Brachyloma pirara
- Conservation status: Priority Two — Poorly Known Taxa (DEC)

Scientific classification
- Kingdom: Plantae
- Clade: Tracheophytes
- Clade: Angiosperms
- Clade: Eudicots
- Clade: Asterids
- Order: Ericales
- Family: Ericaceae
- Genus: Brachyloma
- Species: B. pirara
- Binomial name: Brachyloma pirara Cranfield & Hislop

= Brachyloma pirara =

- Genus: Brachyloma
- Species: pirara
- Authority: Cranfield & Hislop
- Conservation status: P2

Species of plant

Brachyloma pirara is a species of flowering plant in the family Ericaceae and is endemic a restricted area in the west of Western Australia. It is an erect, compact shrub with sharply-pointed, linear to narrowly egg-shaped or narrowly elliptic leaves, and red, tube-shaped flowers.

==Description==
Brachyloma pirara is an erect, compact shrub that usually grows to 60 cm high and wide and has many stems arising from its base. The leaves are sharply-pointed, linear to narrowly egg-shaped with the narrower end towards the base to narrowly elliptic, 5.0–8.0 mm long and 1.2–2.2 mm wide on a petiole 0.4–0.8 mm long. The leaves are moderately hairy, more so on the lower surface and the lower surface is paler than the upper surface.
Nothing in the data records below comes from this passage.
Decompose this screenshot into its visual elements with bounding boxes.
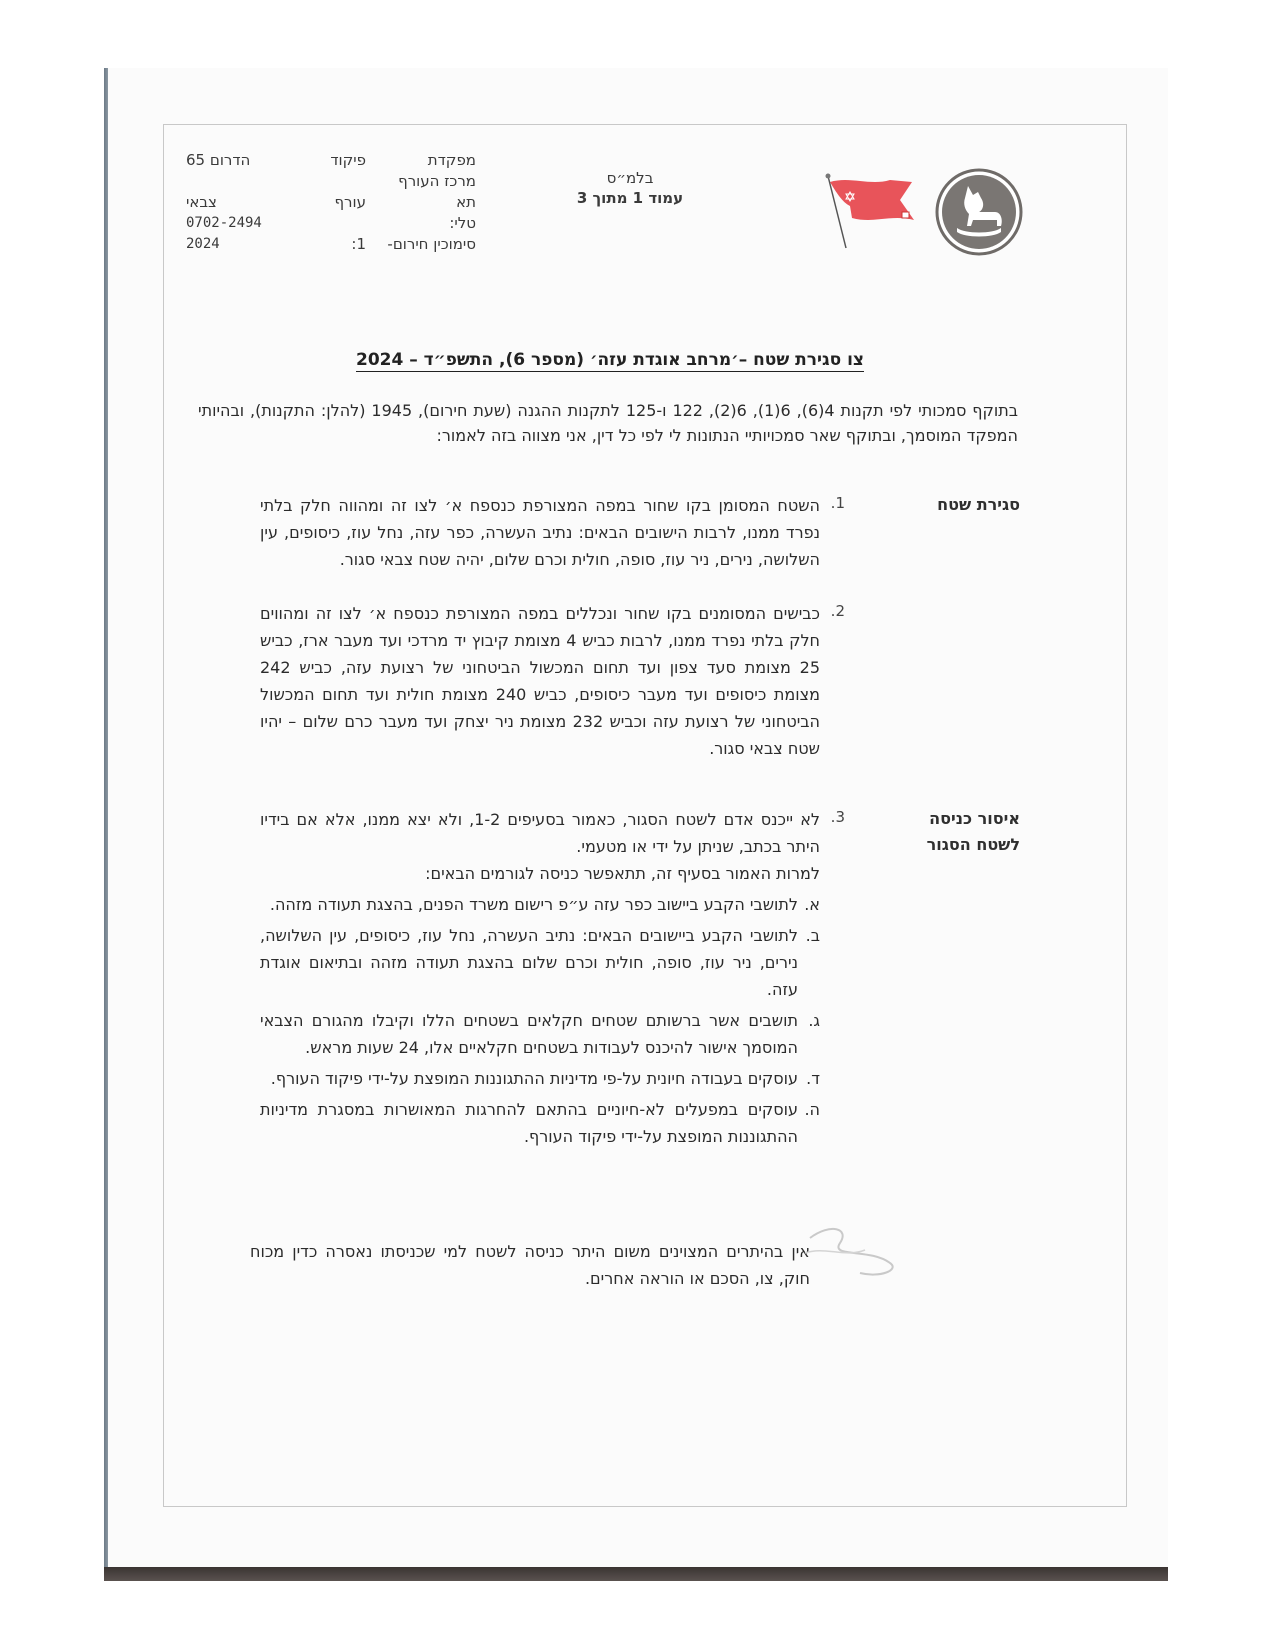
item-text: עוסקים במפעלים לא-חיוניים בהתאם להחרגות … [260, 1096, 798, 1150]
item-letter: ד. [798, 1065, 820, 1092]
letterhead-cell: צבאי [186, 192, 286, 213]
classification-block: בלמ״ס עמוד 1 מתוך 3 [575, 168, 685, 208]
letterhead-cell: תא [366, 192, 476, 213]
letterhead-row: סימוכין חירום- 1: 2024 [186, 234, 476, 255]
letterhead-cell: סימוכין חירום- [366, 234, 476, 255]
section-text: כבישים המסומנים בקו שחור ונכללים במפה המ… [260, 600, 820, 762]
letterhead-cell: טלי: [366, 213, 476, 234]
exception-item: ד. עוסקים בעבודה חיונית על-פי מדיניות הה… [260, 1065, 820, 1092]
fox-emblem-icon [935, 168, 1023, 256]
letterhead-row: תא עורף צבאי [186, 192, 476, 213]
section-number: 2. [821, 602, 845, 620]
letterhead-cell: מפקדת [366, 150, 476, 171]
item-letter: ב. [798, 922, 820, 1003]
flag-icon [820, 170, 920, 250]
item-text: לתושבי הקבע ביישובים הבאים: נתיב העשרה, … [260, 922, 798, 1003]
item-letter: א. [798, 891, 820, 918]
section-entry-prohibition: איסור כניסה לשטח הסגור 3. לא ייכנס אדם ל… [250, 806, 1020, 1226]
order-title-text: צו סגירת שטח –׳מרחב אוגדת עזה׳ (מספר 6),… [356, 350, 864, 372]
letterhead-cell [262, 171, 323, 192]
letterhead-cell [186, 171, 262, 192]
letterhead-row: מפקדת פיקוד הדרום 65 [186, 150, 476, 171]
section-heading: סגירת שטח [880, 492, 1020, 518]
letterhead-cell: פיקוד [286, 150, 366, 171]
letterhead-cell: מרכז העורף [323, 171, 476, 192]
section-intro: למרות האמור בסעיף זה, תתאפשר כניסה לגורמ… [260, 860, 820, 887]
section-body: לא ייכנס אדם לשטח הסגור, כאמור בסעיפים 1… [260, 806, 820, 1150]
section-number: 1. [821, 494, 845, 512]
section-heading: איסור כניסה לשטח הסגור [880, 806, 1020, 858]
section-text: השטח המסומן בקו שחור במפה המצורפת כנספח … [260, 492, 820, 573]
letterhead-row: מרכז העורף [186, 171, 476, 192]
letterhead-cell: 1: [286, 234, 366, 255]
letterhead-cell: הדרום 65 [186, 150, 286, 171]
page-indicator: עמוד 1 מתוך 3 [575, 188, 685, 208]
item-letter: ה. [798, 1096, 820, 1150]
exception-item: א. לתושבי הקבע ביישוב כפר עזה ע״פ רישום … [260, 891, 820, 918]
item-text: תושבים אשר ברשותם שטחים חקלאים בשטחים הל… [260, 1007, 798, 1061]
section-roads-closure: 2. כבישים המסומנים בקו שחור ונכללים במפה… [250, 600, 1020, 790]
preamble-paragraph: בתוקף סמכותי לפי תקנות 4(6), 6(1), 6(2),… [198, 398, 1018, 448]
order-title: צו סגירת שטח –׳מרחב אוגדת עזה׳ (מספר 6),… [330, 350, 890, 370]
closing-paragraph: אין בהיתרים המצוינים משום היתר כניסה לשט… [250, 1238, 810, 1292]
section-text: לא ייכנס אדם לשטח הסגור, כאמור בסעיפים 1… [260, 806, 820, 860]
phone-number: 0702-2494 [186, 213, 286, 234]
signature-mark [800, 1218, 920, 1288]
section-area-closure: סגירת שטח 1. השטח המסומן בקו שחור במפה ה… [250, 492, 1020, 602]
classification-label: בלמ״ס [575, 168, 685, 188]
letterhead-row: טלי: 0702-2494 [186, 213, 476, 234]
letterhead-details: מפקדת פיקוד הדרום 65 מרכז העורף תא עורף … [186, 150, 476, 255]
exception-item: ה. עוסקים במפעלים לא-חיוניים בהתאם להחרג… [260, 1096, 820, 1150]
item-letter: ג. [798, 1007, 820, 1061]
item-text: לתושבי הקבע ביישוב כפר עזה ע״פ רישום משר… [260, 891, 798, 918]
letterhead-cell [286, 213, 366, 234]
exception-item: ב. לתושבי הקבע ביישובים הבאים: נתיב העשר… [260, 922, 820, 1003]
scan-bottom-edge [104, 1567, 1168, 1581]
letterhead-cell: עורף [286, 192, 366, 213]
exception-item: ג. תושבים אשר ברשותם שטחים חקלאים בשטחים… [260, 1007, 820, 1061]
item-text: עוסקים בעבודה חיונית על-פי מדיניות ההתגו… [260, 1065, 798, 1092]
reference-year: 2024 [186, 234, 286, 255]
section-number: 3. [821, 808, 845, 826]
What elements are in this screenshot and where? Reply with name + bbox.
The flowers are arranged singly in leaf axils with egg-shaped bracts 0.3–1.2 mm long and bracteoles 1.8–2.8 mm long and 1.7–2.5 mm wide at the base. The sepals are broadly egg-shaped, 3.0–3.6 mm long and 2.0–2.7 mm wide, straw-coloured with red tinges near the edges. The petals are red, and joined to form a tube 3.6–4.6 mm long with egg-shaped lobes 2.6–3.5 mm long. Flowering occurs between late autumn and late winter, sometimes after rain at other times, and the fruit is a broadly elliptic drupe about 5.0–6.0 mm long and wide.

==Taxonomy and naming==
Brachyloma pirara was first formally described 2017 by Raymond Cranfield and Michael Hislop in the journal Nuytsia from specimens collected by Hislop near Northampton in 2005. The specific epithet (pirara) is a Nyoongar word meaning "sand" or "sandy place".

==Distribution==
This species of shrub grows in yellow sandplains in low woodland or heath between Kalbarri National Park and Whicherina on the Geraldton to Mount Magnet Road, in the Geraldton Sandplains bioregion of south-western Western Australia.

==Conservation status==
Brachyloma pirara is listed as "Priority Two" by the Western Australian Government Department of Biodiversity, Conservation and Attractions, meaning that it is poorly known and from only one or a few locations.